08.05.2019 | News-Bericht

Auffahrunfall verursacht schwerste Verletzungen

  • Unfall mit Oldtimer auf der A 73. Christoph 60 ist im Einsatz.
    Unfall mit Oldtimer auf der A 73. Christoph 60 ist im Einsatz.

Ein sonniger Frühlingsabend in der Nähe von Eisfeld: Ein Mann ist mit seinem Oldtimer auf der Autobahn 73 unterwegs, als ihm plötzlich ein anderer Wagen ins Heck prallt. Der Senior, dessen Fahrzeug serienmäßig weder mit Anschnallgurten noch mit Kopfstützen ausgestattet ist, erleidet schwerste Verletzungen und wird in seinem Wagen eingeklemmt. Wenig später schrillen auf der Luftrettungsstation am Zentralklinikum Suhl die Rufmeldeempfänger.
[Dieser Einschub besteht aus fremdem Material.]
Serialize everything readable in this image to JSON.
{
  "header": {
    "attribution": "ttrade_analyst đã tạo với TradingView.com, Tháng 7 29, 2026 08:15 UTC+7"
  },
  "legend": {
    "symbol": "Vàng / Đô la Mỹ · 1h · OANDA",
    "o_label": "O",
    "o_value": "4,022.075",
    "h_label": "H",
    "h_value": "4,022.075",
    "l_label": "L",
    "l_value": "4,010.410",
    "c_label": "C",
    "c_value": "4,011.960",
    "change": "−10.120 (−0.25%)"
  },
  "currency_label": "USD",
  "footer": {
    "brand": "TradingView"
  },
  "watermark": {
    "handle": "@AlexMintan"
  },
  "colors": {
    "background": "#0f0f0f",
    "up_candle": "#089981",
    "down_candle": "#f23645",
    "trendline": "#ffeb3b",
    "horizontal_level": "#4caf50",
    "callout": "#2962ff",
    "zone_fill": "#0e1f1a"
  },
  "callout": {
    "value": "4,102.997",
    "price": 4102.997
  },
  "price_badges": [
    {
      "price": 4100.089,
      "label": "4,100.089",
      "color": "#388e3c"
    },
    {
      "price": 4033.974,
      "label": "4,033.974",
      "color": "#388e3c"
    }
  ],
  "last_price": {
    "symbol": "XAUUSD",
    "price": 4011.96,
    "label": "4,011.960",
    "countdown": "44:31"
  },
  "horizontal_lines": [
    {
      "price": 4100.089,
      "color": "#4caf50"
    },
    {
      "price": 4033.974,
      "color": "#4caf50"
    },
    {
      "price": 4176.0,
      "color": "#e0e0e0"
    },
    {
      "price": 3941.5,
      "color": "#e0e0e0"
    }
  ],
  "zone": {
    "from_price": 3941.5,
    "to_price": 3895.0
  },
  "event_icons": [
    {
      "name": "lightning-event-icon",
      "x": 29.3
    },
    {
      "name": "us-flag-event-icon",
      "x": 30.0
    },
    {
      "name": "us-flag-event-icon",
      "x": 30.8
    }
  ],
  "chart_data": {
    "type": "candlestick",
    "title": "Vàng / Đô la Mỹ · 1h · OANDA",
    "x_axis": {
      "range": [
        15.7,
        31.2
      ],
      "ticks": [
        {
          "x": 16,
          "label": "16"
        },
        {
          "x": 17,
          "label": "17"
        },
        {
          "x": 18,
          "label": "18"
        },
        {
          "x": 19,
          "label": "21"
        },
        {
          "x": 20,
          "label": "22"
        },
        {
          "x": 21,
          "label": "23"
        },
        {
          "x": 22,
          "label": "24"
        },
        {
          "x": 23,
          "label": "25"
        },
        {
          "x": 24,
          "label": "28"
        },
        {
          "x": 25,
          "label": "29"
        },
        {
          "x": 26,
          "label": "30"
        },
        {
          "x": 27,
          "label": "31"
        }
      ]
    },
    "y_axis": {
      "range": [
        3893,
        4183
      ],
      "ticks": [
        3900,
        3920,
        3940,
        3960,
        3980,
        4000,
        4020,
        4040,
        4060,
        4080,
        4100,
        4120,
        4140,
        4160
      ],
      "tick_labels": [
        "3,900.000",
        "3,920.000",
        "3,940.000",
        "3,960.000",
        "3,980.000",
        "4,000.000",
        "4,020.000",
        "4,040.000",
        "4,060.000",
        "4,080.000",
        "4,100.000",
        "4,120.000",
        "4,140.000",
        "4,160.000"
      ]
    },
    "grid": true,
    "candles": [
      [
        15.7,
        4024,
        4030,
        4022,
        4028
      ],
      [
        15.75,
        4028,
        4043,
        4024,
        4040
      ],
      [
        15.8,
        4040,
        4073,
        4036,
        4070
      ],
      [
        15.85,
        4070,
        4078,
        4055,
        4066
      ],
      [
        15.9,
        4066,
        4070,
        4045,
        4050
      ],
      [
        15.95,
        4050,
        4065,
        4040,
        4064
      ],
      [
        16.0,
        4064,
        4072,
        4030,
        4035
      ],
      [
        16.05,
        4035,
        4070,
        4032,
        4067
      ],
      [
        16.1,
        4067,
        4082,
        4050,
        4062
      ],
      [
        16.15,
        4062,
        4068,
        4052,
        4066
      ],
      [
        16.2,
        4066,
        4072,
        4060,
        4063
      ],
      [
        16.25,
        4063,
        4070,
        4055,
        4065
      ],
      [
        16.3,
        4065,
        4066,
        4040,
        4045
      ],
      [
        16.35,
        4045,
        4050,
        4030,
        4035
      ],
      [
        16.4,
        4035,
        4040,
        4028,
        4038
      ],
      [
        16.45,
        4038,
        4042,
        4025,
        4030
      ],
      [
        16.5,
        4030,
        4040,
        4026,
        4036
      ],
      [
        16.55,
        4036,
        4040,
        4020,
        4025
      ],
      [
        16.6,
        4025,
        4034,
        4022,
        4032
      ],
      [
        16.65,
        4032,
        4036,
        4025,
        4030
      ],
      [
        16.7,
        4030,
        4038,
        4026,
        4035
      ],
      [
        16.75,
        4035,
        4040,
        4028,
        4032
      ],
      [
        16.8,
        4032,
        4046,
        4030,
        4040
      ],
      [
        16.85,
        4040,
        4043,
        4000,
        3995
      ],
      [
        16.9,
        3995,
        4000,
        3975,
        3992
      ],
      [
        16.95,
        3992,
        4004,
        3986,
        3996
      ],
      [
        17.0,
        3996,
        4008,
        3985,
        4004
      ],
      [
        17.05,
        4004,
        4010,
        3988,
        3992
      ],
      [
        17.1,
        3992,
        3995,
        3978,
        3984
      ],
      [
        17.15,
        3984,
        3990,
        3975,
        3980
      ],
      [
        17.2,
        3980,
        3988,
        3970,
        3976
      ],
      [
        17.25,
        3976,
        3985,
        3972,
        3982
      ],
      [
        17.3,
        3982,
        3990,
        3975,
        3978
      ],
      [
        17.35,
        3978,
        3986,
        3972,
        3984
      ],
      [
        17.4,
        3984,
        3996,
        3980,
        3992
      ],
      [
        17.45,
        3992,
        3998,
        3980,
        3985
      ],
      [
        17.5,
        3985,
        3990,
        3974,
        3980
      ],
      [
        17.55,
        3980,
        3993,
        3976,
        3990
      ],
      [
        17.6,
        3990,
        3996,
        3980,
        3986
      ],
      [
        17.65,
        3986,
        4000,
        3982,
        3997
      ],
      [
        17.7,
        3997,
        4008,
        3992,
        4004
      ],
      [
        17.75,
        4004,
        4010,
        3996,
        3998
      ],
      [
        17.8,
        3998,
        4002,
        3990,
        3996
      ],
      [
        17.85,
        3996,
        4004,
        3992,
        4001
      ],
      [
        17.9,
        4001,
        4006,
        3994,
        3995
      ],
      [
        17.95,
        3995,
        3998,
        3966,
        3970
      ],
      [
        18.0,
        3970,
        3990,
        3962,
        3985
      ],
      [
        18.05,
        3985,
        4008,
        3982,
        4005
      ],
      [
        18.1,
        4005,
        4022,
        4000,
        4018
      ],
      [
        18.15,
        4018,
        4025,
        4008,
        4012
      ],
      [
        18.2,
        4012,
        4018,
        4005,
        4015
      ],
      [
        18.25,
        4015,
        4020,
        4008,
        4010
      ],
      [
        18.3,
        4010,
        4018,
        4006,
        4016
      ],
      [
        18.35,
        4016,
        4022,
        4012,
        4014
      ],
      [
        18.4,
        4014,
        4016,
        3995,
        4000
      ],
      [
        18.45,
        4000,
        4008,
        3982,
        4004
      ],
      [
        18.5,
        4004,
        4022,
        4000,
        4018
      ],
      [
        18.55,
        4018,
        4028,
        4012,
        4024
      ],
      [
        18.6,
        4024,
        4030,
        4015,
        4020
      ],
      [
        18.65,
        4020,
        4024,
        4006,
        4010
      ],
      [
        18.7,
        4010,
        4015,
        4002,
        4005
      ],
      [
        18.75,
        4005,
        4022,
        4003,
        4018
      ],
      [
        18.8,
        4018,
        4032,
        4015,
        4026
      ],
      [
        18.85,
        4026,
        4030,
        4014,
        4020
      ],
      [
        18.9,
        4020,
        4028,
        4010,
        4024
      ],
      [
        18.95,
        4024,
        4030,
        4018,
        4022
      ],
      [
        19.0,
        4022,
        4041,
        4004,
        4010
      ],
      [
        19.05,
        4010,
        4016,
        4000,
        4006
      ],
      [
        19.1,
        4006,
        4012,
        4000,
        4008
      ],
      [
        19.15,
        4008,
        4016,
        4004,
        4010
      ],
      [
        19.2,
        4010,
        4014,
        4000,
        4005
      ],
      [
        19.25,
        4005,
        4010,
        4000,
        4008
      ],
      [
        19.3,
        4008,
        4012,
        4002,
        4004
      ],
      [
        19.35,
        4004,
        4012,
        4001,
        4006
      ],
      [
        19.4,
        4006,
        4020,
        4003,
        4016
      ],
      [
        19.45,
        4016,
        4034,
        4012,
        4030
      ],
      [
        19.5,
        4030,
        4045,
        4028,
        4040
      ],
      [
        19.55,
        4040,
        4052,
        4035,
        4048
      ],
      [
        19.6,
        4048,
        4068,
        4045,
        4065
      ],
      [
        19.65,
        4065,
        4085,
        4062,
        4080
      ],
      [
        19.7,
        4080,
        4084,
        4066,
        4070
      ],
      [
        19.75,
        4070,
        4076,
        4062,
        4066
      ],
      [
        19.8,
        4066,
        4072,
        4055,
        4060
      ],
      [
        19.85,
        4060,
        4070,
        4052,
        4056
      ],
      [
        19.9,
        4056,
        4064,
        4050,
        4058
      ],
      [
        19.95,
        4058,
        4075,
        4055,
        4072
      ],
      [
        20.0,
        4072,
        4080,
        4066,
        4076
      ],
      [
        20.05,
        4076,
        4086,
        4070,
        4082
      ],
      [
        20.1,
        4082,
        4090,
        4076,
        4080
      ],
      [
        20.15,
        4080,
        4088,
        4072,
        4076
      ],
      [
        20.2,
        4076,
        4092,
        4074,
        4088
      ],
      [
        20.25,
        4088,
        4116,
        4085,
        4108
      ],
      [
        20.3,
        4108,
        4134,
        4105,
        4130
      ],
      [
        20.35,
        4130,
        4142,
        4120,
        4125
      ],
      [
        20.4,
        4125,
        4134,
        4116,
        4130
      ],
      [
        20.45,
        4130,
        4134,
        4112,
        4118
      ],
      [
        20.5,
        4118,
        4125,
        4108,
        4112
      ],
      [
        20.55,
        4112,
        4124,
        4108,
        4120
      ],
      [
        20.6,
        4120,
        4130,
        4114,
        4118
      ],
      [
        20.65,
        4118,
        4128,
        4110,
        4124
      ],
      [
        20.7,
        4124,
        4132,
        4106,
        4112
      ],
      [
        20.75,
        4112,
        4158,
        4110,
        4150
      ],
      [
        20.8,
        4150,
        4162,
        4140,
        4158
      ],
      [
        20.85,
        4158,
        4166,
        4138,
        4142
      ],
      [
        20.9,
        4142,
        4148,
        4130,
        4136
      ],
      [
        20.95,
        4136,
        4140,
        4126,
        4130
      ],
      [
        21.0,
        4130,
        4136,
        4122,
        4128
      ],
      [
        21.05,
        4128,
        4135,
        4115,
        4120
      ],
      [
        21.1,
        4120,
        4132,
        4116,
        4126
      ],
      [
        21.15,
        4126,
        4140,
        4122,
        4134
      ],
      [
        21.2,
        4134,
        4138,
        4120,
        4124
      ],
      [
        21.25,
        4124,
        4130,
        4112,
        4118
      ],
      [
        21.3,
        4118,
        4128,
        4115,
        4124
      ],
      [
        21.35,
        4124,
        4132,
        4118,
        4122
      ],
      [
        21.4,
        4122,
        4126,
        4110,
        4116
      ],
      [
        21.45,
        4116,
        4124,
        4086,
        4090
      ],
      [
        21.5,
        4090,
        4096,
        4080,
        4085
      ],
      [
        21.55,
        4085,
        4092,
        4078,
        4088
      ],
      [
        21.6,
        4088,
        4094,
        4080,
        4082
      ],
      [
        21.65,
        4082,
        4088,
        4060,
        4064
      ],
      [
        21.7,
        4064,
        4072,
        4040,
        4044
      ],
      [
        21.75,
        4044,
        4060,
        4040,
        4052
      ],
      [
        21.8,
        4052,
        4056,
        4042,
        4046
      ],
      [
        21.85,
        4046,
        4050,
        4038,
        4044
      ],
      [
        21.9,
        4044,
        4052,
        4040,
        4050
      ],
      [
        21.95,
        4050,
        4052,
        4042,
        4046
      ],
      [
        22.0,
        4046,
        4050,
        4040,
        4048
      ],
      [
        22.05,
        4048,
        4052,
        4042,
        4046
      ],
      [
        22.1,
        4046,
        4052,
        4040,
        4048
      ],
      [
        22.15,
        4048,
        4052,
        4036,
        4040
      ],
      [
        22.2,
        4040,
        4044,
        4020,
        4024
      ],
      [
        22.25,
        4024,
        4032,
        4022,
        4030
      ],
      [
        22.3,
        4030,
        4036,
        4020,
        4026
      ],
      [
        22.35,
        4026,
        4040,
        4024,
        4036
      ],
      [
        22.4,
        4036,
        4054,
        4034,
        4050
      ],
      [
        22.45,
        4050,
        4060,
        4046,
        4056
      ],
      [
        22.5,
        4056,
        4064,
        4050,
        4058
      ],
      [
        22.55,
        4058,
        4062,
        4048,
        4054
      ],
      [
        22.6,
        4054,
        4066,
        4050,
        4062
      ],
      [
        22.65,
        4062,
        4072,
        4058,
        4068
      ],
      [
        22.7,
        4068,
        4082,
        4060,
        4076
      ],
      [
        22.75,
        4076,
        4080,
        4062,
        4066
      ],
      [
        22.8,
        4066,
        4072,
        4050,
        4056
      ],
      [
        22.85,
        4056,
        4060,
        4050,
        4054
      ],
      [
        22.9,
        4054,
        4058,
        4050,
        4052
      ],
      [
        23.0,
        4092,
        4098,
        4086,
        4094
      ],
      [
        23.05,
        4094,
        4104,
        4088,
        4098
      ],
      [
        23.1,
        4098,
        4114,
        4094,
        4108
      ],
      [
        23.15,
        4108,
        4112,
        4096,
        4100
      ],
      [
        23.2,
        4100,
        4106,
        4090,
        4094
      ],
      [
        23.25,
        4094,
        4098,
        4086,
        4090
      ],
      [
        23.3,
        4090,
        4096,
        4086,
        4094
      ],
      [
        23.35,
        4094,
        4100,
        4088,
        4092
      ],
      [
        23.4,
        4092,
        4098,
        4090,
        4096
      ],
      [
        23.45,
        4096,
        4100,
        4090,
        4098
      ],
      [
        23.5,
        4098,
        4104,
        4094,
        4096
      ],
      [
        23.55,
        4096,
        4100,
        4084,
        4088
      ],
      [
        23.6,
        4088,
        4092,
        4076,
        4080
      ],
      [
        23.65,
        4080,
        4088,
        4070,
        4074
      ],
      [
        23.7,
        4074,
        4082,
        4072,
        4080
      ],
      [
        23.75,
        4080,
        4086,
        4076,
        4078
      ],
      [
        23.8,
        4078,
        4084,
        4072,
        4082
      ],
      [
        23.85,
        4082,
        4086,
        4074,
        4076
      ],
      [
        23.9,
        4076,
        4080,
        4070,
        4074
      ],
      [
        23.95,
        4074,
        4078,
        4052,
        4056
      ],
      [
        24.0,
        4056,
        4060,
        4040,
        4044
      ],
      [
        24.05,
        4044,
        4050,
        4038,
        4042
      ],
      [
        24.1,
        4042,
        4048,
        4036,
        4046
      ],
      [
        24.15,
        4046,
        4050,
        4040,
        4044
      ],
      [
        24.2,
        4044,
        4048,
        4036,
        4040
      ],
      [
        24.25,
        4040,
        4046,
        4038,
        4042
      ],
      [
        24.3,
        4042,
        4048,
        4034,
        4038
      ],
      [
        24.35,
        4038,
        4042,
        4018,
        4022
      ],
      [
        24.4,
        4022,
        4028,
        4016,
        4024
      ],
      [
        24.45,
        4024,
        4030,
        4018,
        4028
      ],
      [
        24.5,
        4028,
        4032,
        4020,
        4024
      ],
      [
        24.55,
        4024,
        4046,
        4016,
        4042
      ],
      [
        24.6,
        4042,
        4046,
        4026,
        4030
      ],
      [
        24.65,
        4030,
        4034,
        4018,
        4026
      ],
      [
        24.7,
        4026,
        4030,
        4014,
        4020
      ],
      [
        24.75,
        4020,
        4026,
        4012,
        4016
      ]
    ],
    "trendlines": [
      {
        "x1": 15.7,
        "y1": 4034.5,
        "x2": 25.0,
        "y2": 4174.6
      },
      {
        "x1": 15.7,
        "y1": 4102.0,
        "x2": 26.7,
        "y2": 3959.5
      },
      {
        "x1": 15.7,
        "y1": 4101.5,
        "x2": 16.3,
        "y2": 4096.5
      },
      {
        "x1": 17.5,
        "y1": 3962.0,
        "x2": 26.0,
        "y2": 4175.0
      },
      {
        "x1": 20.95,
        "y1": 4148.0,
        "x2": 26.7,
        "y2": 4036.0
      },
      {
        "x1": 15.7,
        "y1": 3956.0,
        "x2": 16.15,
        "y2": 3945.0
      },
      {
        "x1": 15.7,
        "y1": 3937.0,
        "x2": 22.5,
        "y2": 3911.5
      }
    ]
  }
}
Die Crew von Christoph 60 wird von der Leitstelle zu dem Auffahrunfall bei Eisfeld beordert. Umgehend fliegen Pilot Martin Hannig, Notarzt Robert Schmitt und Notfallsanitäter Tobias Strom los.

Das Suhler Team der DRF Luftrettung benötigt knapp zehn Minuten zur A 73 und kommt rasch über der Unglücksstelle an. Der Pilot von Christoph 60 landet den rot-weißen Rettungshubschrauber des Typs EC 135 direkt auf der Fahrbahn. Die Feuerwehr und der bodengebundene Rettungsdienst sind kurz zuvor eingetroffen, die Wehrkräfte befreien den Oldtimerfahrer bereits aus dem völlig eingedrückten Wrack. Für den älteren Mann hat der Unfall schlimme Folgen, er hat sich eine Rippen-Serien-Fraktur sowie Oberschenkel-, Becken- und Wirbelsäulenfrakturen zugezogen. Robert Schmitt und Tobias Strom versorgen den Verunglückten sofort. „Nach der Befreiung aus dem Fahrzeug wurde der Patient aufgrund seiner schweren Verletzungen von unserem Notarzt intubiert und beatmet“, verdeutlicht Martin Hannig.

Als der Kreislauf des 75-Jährigen stabil ist, entscheiden die Einsatzkräfte schließlich, dass der Mann bodengebunden ins SRH Zentralklinikum Suhl gebracht werden soll. „Wegen der Nähe zum Klinikum Suhl und der schweren Wirbelsäulen-Verletzungen wurde auf ein Umlagern des Patienten verzichtet“, erläutert Christoph-60-Pilot Hannig.